N.S. J’ai grandi avec une mère qui était une grande passionnée de mode et, enfant, j’étais pratiquement entourée de magazines et de catalogues. Je pense que cela a beaucoup façonné mon esthétique. De plus, je pense que la mode et la gastronomie sont deux activités artisanales fascinantes et que toutes les deux offrent la possibilité de montrer au mieux sa propre vision du monde. Avec ma cuisine, je voudrais donc être la porte-parole de l’artisanat japonais, puisque les ingrédients que j’utilise sont élevés et cultivés avec le même soin qu’on peut utiliser pour la création d’un bijoux ou d’un tissus de luxe. En ce qui concerne mon style de cuisine, en revanche, je m’inspire essentiellement des icônes et des tendances de style et j’essaie de les exprimer à ma manière à travers la nourriture. De plus, comme mon menu change selon les saisons, j’aime offrir à mes invités le même genre d’expérience exclusive que les marques de luxe offrent à leurs clients avec leurs défilés de mode saisonniers, en créant des menus exclusifs qui ont une durée de vie maximale de six mois. C’est pourquoi chaque fois que je parle de mes plats et de mes menus, je préfère utiliser les termes « créations » et « collections ». De plus, j’ai décidé de meubler mon restaurant avec des œuvres d’art exclusives pour offrir une expérience encore plus immersive et unique à mes convives.

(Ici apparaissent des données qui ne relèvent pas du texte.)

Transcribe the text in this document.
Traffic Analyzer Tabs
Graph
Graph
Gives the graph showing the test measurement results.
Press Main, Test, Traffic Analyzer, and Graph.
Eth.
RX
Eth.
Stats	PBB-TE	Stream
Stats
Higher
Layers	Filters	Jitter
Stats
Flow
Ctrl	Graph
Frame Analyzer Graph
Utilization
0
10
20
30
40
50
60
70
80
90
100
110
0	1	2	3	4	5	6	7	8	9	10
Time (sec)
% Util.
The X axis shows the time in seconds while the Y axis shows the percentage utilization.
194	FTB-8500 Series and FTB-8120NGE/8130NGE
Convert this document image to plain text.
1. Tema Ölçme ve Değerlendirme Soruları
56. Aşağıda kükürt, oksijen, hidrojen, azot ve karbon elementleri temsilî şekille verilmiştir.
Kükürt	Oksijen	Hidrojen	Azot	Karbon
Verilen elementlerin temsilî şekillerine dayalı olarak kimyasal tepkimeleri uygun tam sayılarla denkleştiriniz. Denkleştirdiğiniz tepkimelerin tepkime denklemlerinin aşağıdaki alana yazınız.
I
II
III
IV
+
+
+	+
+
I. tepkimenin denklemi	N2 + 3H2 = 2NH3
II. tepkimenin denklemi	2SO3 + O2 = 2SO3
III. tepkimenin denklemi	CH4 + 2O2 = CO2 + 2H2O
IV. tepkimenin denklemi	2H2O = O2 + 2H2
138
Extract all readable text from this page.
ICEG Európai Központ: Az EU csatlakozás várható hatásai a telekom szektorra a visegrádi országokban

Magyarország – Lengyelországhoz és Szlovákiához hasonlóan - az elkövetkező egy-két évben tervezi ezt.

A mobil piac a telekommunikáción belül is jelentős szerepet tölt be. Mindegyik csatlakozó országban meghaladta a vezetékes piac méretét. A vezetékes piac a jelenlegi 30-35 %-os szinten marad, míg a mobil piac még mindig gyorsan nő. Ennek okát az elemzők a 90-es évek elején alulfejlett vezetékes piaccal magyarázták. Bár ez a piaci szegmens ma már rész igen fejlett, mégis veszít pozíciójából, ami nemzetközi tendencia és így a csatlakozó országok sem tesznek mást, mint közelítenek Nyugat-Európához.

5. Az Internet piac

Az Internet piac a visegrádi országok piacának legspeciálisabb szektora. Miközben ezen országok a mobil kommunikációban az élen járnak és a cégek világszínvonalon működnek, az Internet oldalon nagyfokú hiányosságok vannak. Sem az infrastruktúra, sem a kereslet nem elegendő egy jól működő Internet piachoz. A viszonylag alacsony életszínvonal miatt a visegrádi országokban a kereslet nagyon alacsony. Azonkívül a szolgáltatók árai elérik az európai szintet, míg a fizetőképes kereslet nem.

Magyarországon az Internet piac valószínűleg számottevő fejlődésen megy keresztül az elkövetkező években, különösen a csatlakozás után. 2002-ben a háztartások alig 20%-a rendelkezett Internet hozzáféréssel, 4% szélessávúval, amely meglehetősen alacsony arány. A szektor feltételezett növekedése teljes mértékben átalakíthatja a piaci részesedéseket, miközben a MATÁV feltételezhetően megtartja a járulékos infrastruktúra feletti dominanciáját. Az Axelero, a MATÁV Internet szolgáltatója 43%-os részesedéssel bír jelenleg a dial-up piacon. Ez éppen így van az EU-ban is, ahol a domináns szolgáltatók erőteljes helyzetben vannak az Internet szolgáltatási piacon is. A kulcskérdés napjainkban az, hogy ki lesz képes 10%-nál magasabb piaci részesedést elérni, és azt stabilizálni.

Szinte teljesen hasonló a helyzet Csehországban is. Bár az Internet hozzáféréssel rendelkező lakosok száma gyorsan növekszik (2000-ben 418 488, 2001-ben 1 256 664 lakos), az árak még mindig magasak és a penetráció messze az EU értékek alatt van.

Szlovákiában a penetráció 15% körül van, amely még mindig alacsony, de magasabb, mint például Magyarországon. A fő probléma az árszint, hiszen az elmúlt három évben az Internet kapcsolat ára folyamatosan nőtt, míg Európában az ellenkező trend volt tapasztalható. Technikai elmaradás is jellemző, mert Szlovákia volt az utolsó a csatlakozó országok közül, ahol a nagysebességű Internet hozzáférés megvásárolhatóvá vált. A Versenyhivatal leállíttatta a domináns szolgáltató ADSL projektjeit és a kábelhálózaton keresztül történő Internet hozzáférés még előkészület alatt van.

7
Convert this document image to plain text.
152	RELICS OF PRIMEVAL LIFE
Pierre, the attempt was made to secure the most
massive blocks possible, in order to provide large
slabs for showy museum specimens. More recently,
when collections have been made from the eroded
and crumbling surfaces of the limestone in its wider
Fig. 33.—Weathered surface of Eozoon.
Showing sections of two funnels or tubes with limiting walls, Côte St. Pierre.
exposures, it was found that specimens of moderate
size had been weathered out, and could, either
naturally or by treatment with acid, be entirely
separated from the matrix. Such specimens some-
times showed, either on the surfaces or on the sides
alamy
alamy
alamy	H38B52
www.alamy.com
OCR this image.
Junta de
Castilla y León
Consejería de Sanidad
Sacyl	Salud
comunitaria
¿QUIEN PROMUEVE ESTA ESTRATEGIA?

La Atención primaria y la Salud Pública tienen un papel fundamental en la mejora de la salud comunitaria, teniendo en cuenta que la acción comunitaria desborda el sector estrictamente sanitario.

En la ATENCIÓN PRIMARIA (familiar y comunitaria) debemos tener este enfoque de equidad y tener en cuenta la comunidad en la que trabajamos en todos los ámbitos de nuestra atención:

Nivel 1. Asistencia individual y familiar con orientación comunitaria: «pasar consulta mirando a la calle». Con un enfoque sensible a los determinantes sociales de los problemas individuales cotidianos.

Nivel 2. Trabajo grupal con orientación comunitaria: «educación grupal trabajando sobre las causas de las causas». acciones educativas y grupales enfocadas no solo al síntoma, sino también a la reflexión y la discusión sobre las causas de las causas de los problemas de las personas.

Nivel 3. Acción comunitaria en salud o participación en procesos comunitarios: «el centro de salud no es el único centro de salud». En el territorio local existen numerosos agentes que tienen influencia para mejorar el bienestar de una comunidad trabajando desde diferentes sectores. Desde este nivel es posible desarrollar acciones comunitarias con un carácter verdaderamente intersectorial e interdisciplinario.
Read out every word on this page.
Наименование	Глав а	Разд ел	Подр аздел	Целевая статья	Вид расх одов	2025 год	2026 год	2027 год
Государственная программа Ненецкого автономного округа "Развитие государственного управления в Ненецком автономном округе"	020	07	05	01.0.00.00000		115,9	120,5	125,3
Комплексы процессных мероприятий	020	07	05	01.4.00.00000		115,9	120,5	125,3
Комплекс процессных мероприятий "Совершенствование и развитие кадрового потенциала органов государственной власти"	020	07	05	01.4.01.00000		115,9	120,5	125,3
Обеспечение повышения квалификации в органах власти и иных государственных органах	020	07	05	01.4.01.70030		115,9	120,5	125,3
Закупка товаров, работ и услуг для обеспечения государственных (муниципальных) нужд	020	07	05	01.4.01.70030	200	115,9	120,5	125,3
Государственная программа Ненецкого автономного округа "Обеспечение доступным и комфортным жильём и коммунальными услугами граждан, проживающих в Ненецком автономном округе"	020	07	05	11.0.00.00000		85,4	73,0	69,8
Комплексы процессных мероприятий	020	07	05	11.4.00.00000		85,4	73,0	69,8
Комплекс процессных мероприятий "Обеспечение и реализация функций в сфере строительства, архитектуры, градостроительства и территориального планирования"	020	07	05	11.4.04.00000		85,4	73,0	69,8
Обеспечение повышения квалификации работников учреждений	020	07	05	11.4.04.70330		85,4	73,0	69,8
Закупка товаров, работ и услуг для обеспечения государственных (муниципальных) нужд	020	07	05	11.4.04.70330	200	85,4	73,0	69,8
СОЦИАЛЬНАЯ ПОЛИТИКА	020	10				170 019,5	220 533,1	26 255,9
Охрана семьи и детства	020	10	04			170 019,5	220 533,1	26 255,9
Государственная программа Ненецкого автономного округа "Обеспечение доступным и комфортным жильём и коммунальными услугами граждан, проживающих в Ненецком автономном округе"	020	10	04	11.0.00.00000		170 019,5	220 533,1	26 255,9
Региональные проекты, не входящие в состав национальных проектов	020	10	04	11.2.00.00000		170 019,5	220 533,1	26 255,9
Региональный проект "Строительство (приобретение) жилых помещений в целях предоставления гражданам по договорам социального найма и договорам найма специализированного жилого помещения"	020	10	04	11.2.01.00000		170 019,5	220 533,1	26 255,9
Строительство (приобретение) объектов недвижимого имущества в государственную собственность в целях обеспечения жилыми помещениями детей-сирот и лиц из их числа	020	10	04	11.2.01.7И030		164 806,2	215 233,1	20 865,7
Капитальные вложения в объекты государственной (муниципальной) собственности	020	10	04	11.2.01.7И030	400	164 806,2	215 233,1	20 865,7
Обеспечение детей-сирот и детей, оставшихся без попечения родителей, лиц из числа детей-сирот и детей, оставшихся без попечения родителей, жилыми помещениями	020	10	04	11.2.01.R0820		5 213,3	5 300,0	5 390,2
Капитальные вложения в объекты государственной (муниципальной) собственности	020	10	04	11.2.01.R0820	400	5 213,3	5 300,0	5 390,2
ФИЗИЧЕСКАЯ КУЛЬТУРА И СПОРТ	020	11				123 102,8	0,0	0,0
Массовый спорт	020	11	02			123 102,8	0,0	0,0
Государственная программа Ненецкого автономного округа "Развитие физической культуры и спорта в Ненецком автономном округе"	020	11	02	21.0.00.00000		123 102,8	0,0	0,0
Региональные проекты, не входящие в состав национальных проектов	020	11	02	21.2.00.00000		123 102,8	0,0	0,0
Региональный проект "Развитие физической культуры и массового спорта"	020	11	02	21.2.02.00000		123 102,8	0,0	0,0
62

F&S. Pouvez-vous nous parler d’un de vos plats inspirés des marques de mode ?
N.S. Bien que tout le monde me connaisse pour mon gâteau aux fleurs de mangue fraîche, je pense que mes créations inspirées de la mode préférées sont mon gâteau aux fraises inspiré de l’imprimé Damier de Louis Vuitton et le gâteau aux pêches inspiré du sac matelassé de Chanel. La forme ronde de la pêche me rappelle beaucoup le matelassé, j’ai donc décidé de la découper en morceaux carrés que j’ai placé les uns à côté des autres pour recréer l’effet de la texture iconique du sac Chanel.
F&S. Y a-t-il un designer ou une marque avec qui vous aimeriez collaborer ? Si oui, comment imaginez-vous cette collaboration ?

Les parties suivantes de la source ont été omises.